Editorial: El ‘gota a gota’, préstamos que crecen sin control

La historia de dichos prestamistas en Popayán no es nueva. Hace tiempo que algunas personas que cuentan con algún capital económico, se valen de este para sacar provecho a costa de la necesidad de los demás y brindar un supuesto servicio generalmente a quien por su estrato o nivel socioeconómico no le prestan en una entidad bancaria. Entre el 20 y 25% se cobran de intereses de acuerdo con el monto prestado en promedio, los cuales se recogen a diario y a domicilio.

Gentes en especial de estratos bajos son los que se valen de este método de usura, quienes literalmente sufren a diario para conseguir los recursos necesarios para cancelar tan solo los intereses. Incluso, se han conocido casos de pequeños comerciantes que han tenido que cerrar sus negocios cuando se ven abrumados por los ‘intereses de mora’ de una determinada deuda, de la que se valieron supuestamente para intentar salvar su pequeña tienda, o ferretería, o droguería… en fin, el establecimiento con el que intentaban sobrevivir junto a sus familias.

Lo que quizás es nuevo y hasta el momento no ha tenido la debida atención de las autoridades, es el modus operandi que han asumido dichas personas encargadas de cobrar, las cuales utilizan métodos dignos de criminales, sobre todo con población vulnerable y quienes viven el difícil día a día y tienen que hacer uso de los prestamistas “gota a gota”, con el fin de prolongar su estadía en una pensión, pagar un recibo, o simplemente tener para comer por una semana.

El Nuevo Liberal en repetidas ocasiones ha puesto en evidencia el accionar de los famosos “gota a gota” en Popayán, quienes cuando les incumplen con alguna cuota, marcan puertas con mensajes intimidantes, amenazan vía telefónica, decomisan motocicletas y otro tipo de bienes, y en el peor de los casos terminan violentando físicamente a la persona que les debe. A pesar de que las autoridades han rechazado que aquí exista una casa de cobro, sí se han conocido casos graves, y difíciles de creer, como aquellos en donde el encargado de cobrar, acompañado de dos escoltas, tiene la potestad de visitar en el trabajo a su cliente en pleno día de quincena y con tarjeta en mano retirar el dinero del cajero personalmente. Además de explotar a una persona necesitada, y cobrarle hasta tres y cuatro veces más por el dinero prestado, el tema de los prestamistas, se ha convertido en una especie de bandas de crimen organizado, las cuales terminan por enfrentarse entre sí, por el control del negocio, desencadenando otro tipo de problemas y delitos, y en otro tipo de casos, la muerte de los mismos cobradores, a manos de sus deudores.

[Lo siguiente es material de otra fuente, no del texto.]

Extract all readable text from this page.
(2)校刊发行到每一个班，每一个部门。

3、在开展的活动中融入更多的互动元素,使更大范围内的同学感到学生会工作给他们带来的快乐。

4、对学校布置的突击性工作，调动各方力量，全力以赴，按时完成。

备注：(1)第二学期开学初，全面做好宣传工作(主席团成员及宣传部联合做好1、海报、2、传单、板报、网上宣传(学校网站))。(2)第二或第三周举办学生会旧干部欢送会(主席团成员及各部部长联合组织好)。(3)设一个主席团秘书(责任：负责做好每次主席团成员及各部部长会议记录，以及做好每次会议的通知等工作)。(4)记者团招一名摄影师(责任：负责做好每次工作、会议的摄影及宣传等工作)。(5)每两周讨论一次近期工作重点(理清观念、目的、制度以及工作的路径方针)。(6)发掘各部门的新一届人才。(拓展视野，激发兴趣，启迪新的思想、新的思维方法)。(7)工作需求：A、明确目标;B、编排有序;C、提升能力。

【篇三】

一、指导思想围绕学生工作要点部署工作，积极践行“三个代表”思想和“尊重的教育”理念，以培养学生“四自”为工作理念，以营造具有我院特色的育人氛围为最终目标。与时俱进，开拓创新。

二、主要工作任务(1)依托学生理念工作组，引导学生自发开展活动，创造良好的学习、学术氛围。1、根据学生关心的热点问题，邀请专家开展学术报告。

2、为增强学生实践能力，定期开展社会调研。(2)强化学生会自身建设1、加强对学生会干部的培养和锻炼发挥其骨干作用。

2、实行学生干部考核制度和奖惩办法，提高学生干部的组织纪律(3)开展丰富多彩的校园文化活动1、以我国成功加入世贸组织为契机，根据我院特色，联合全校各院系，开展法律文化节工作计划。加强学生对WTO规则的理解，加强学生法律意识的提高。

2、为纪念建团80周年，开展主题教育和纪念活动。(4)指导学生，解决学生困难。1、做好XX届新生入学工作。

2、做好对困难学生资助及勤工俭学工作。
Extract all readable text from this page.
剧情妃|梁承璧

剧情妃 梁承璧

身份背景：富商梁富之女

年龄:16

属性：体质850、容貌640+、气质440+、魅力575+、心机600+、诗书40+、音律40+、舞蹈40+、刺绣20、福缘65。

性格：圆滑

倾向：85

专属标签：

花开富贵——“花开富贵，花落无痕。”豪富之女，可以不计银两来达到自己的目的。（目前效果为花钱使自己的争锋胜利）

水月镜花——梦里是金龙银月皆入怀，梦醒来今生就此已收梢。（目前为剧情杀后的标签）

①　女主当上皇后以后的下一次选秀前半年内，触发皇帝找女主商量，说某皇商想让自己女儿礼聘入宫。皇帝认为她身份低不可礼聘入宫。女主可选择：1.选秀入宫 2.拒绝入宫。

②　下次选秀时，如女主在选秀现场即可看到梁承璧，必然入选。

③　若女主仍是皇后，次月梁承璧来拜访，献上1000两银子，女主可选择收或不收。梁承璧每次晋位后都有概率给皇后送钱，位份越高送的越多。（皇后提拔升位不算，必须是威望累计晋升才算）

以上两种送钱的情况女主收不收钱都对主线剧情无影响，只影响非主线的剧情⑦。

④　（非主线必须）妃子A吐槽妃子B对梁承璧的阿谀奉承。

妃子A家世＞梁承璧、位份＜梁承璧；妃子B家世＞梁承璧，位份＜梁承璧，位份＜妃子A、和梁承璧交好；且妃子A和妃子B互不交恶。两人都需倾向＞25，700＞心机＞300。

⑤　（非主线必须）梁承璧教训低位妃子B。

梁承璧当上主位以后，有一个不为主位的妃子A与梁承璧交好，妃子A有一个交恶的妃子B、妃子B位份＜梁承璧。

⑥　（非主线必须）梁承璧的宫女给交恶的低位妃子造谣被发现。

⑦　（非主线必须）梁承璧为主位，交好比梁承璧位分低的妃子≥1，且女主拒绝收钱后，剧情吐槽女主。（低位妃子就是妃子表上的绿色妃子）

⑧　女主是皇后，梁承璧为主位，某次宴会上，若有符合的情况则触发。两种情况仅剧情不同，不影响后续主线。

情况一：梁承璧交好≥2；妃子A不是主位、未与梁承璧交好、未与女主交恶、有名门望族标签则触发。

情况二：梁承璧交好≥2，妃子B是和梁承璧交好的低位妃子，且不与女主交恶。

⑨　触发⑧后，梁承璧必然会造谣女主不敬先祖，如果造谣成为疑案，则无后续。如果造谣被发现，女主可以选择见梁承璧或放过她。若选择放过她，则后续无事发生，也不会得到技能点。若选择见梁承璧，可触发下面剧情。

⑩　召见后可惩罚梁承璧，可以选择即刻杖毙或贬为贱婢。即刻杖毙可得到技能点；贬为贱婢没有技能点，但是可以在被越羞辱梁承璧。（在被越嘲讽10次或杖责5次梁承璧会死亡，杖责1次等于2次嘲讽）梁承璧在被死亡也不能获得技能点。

Frente a este flagelo, el problema radica en que la gente no denuncia porque necesitan el préstamo, y también porque les da miedo las represalias. No obstante, el llamado de atención que queremos generar desde aquí, además de ir hacia las autoridades, también debe llegarle a aquellos que hacen uso de estos préstamos.

Hoy en día existen fundaciones y cooperativas, e incluso bancos que otorgan créditos con menores tasas de interés, y con facilidades de pago, que bien pudieran hacer uso sin tener que recurrir a dicha modalidad.

Al prestamista gota a gota no se le acaba el jugoso negocio porque aún hay gente que les paga la gana, y aunque sea por extrema necesidad, no es justificable pagar tanto más de lo comido, y mucho menos poner en peligro la vida.